O caso está relacionado à Operação Alcmeon, desdobramento da Operação Pecado Capital, que revelou desvios milionários no Ipem/RN entre 2007 e 2010. Na época, Rychardson chegou a ser preso preventivamente e teve bens bloqueados, além da intervenção judicial em empresas usadas para lavagem de dinheiro.
Segundo o MPF, Rychardson e seu irmão, Rhandson Bernardo, pagaram propina a dois desembargadores — Francisco Barros Dias e Paulo de Tasso Benevides Gadelha (falecido) — para obter decisões favoráveis à sua liberdade e à liberação de bens. O advogado Francisco Welithon da Silva teria atuado como intermediário nas negociações.
Como funcionava o esquema
De acordo com a colaboração premiada dos irmãos Bernardo, o primeiro pagamento em espécie foi entregue no estacionamento do TRF5, em Recife, no dia do julgamento de um habeas corpus. O segundo, na véspera do julgamento de mandado de segurança sobre os bens bloqueados, ocorreu em Mossoró (RN), no estacionamento de um supermercado. Também houve depósitos e transferências para terceiros ligados ao magistrado.
As investigações apontam ainda que parte do dinheiro foi ocultada em depósitos fracionados nas contas da esposa de Dias e da empresa Latosensu Escola Jurídica, além de ter sido usado para quitar o financiamento de um automóvel.
Provas e recurso do MPF
O procurador da República Higor Rezende, autor do recurso, destacou que há robusto conjunto de provas, incluindo dados bancários, fiscais, interceptações telefônicas, registros de entrada no TRF5 e movimentações em hotéis, além de testemunhos e interrogatórios.

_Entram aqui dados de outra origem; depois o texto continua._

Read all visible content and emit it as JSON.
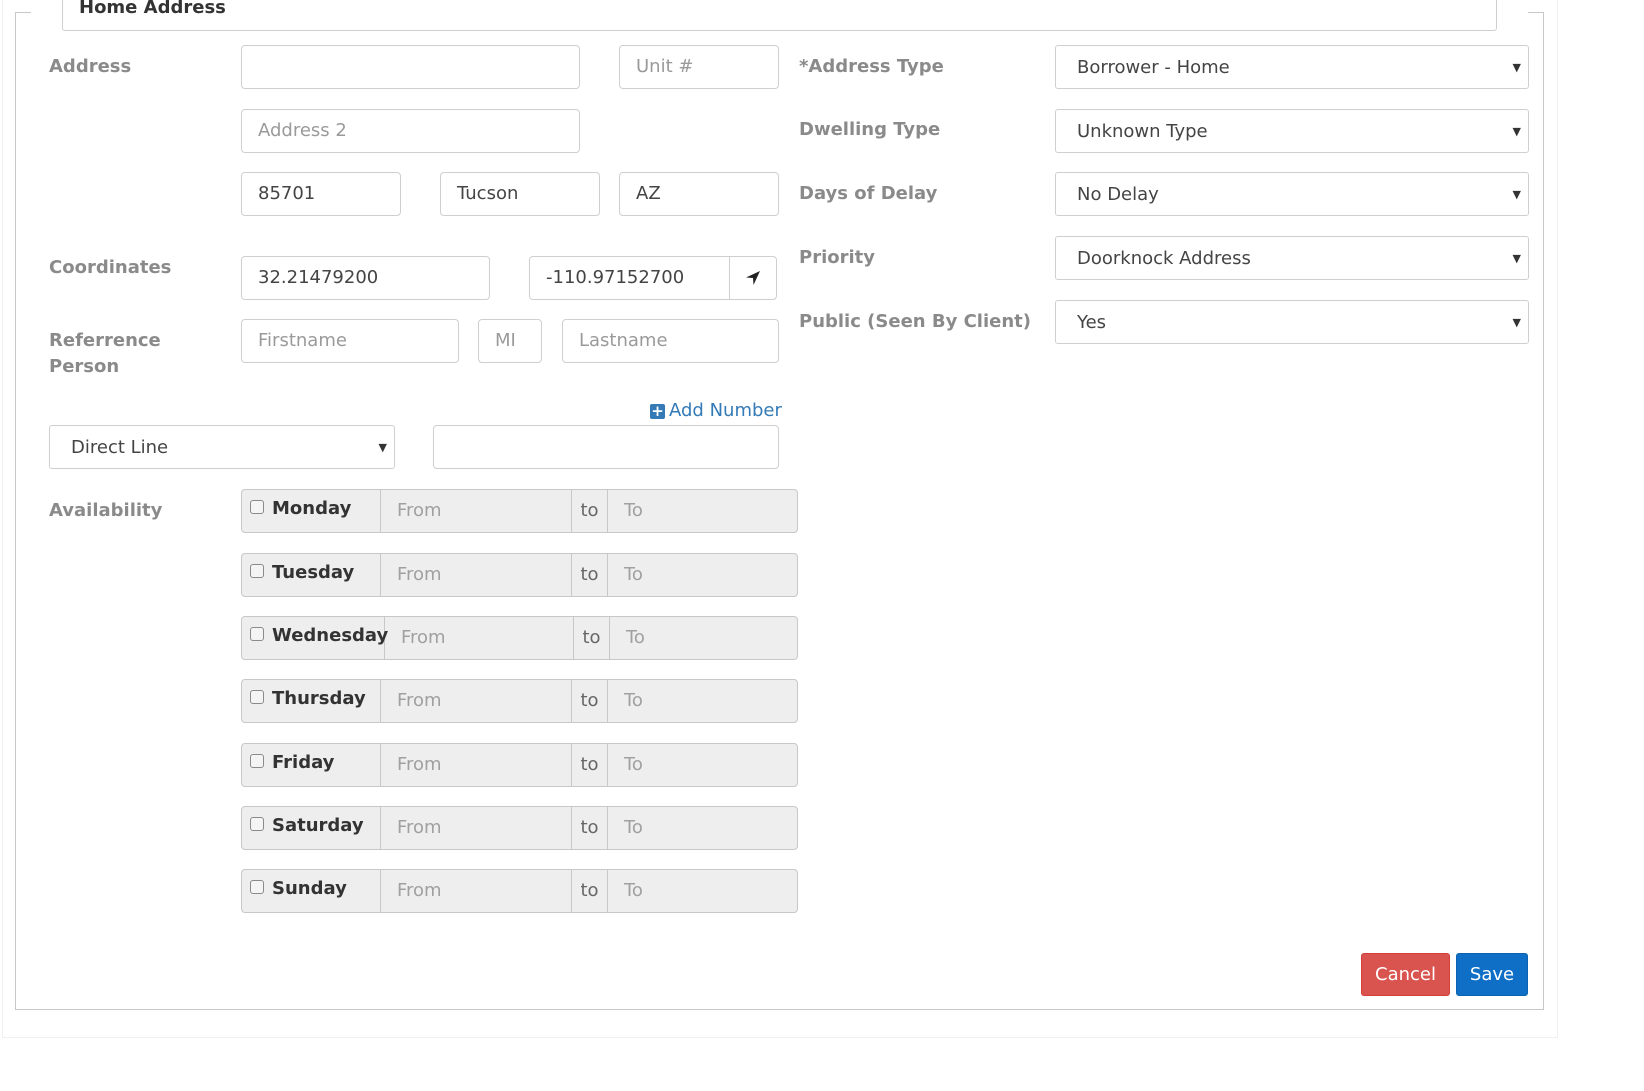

Segundo o MPF, apesar da absolvição em primeira instância, o material probatório afasta qualquer dúvida razoável sobre a existência de um esquema de venda de decisões judiciais. Rezende classificou o caso como típico de crimes de colarinho branco, marcados pela sofisticação e dissimulação.
Agora, caberá ao TRF5 julgar o recurso e decidir se mantém a absolvição ou condena o desembargador aposentado.